KANALLAR ŞEHRİ GÜZELLEŞTİRİYOR

Kaç kez giderseniz gidin yokuşları, merdivenleri olmadığı için Amsterdamı rahatça hatta yürüyerek bile gezebilirsiniz. Gözünüze en çok bisiklet park alanları, bisikletle dolaşanlar, kanalların içinde botlarla gezenler çarpacak. Merkezde tarihi yapılar, birbirine bitişik ince 3-4 katlı binalar göreceksiniz... Bu binaların bakımı, korunması çok kolay olmasa gerek... Kaldırım kahveleri de turistlerce tercih ediliyor herhalde neredeyse her köşede bir bu tür “Cafe” var. Tarihte kurulan bütün şehirlerin su ile bağlantılı olduğunu düşünürsek Amsterdam da Amstel nehri üzerinde, hatta 2 büyük su kanalı, bu nehrin kolları, üzerlerinde de çok güzel tarihi köprüler inşa edilmiş...

YENİ YAPILANMALAR MERKEZİN DIŞINDA

Ben ulaşım için bota da bindim tramvaya da taksiye de... Sadece bisiklet kullanmadım. Bu son gdişimde otelim şehir merkezinde değildi o yüzden daha çok taksiye bindim. Katıldığım kongre RAI'deydi... Otelimin özelliği de Kongre merkezine yakın olması ve etrafında yeni modern yapılanmanın devam etmesiydi diyebilirim. Şehrin tarihi merkezi Unesco tarafından “Dünya Mirası” listesine alınsa da şehir dışında yeni yapılanmalar her yerde görülüyor.

MÜZELERE ÇOK ZAMAN AYIRMALISINIZ

Müze biletlerini artık internet üzerinden rahatça alabiliyorsunuz biliyorsunuz. Resim sanatına ilgi duyanlar için Amsterdam harika bir şehir. Rijksmuseum, dünyanın önemli ve zengin müzelerinden biri, tarih, sanat, zanaat, eski teknoloji türü görseller sergileniyor. Hollanda'nın Güney Asya'da deniz aşırı kolonisi olduğu için oradan gelen eserler de var tabii... 2-3 günlük turlarda bu tür müzeleri gezebilmek olanaksız.

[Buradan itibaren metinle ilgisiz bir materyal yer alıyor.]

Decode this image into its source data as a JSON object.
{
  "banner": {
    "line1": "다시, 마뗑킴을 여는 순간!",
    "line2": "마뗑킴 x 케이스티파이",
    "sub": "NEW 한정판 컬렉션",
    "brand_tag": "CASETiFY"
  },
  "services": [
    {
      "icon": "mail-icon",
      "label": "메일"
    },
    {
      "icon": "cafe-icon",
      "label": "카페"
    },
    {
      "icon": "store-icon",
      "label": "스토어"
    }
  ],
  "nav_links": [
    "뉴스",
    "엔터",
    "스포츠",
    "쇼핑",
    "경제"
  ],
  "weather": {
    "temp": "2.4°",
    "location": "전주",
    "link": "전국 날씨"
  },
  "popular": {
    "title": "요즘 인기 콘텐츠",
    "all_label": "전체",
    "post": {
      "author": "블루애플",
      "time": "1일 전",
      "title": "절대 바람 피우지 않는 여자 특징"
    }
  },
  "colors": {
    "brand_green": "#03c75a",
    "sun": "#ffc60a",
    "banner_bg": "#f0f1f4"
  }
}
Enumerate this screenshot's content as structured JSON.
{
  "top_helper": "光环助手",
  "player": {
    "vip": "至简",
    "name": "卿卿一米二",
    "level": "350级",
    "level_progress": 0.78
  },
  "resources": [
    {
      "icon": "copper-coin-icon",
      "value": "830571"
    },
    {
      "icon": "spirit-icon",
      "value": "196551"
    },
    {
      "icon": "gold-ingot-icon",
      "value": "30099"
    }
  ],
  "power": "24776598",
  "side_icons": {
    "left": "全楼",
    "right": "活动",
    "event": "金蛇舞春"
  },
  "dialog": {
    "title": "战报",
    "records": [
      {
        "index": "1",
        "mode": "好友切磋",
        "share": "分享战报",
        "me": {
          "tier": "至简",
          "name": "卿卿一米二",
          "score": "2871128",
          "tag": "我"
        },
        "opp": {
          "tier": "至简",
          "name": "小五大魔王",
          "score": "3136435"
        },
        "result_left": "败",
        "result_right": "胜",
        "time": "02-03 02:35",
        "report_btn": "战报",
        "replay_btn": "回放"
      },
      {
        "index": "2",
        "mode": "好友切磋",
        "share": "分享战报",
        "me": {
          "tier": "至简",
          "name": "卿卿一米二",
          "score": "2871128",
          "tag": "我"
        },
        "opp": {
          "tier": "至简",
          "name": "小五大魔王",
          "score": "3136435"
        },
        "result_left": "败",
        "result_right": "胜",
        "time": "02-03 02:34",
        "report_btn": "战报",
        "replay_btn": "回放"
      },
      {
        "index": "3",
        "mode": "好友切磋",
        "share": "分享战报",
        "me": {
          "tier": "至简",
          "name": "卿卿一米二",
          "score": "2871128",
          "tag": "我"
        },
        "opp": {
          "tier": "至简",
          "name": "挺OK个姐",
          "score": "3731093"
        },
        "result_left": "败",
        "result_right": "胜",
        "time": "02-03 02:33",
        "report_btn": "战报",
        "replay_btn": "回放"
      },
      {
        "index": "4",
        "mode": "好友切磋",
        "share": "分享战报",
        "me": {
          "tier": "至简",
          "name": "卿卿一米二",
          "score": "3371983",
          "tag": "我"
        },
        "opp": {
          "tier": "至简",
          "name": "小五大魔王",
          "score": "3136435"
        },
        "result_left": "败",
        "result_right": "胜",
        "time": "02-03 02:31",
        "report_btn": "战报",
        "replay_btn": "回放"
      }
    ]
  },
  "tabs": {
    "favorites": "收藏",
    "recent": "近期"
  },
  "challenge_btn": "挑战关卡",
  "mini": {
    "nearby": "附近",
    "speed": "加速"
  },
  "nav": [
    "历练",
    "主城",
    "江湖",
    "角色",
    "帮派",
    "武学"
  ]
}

Uzun süreli zaman ayırmanız gerekiyor. Ben sadece Van Gogh müzesinde 1 günümü geçirmiştim. Evimde bir Van Gogh tablosu yok ama fincan kolleksiyonumda o tabloların kopyaları üzerine basılmış fincanlarım var. Yıldızlı gece, badem çicekleri tablolarını seviyorum ve onların kupalarından çay içmek bana Hollanda günlerimi hatırlatıyor. Tabii sadece Van Gogh değil, Vermeer'in İnci Küpeli Kız'ı da kolleksiyonumda... Hatta bu son gidişimde havaalanından hediye olarak aldığım çikolataların üzerinde de meşhur ressamlarının çizimleri vardı. Bir resim sergisine katılan 3 öğrenciye resim sanatına daha çok ilgi göstermeleri için bu çikolataları hediye ettim.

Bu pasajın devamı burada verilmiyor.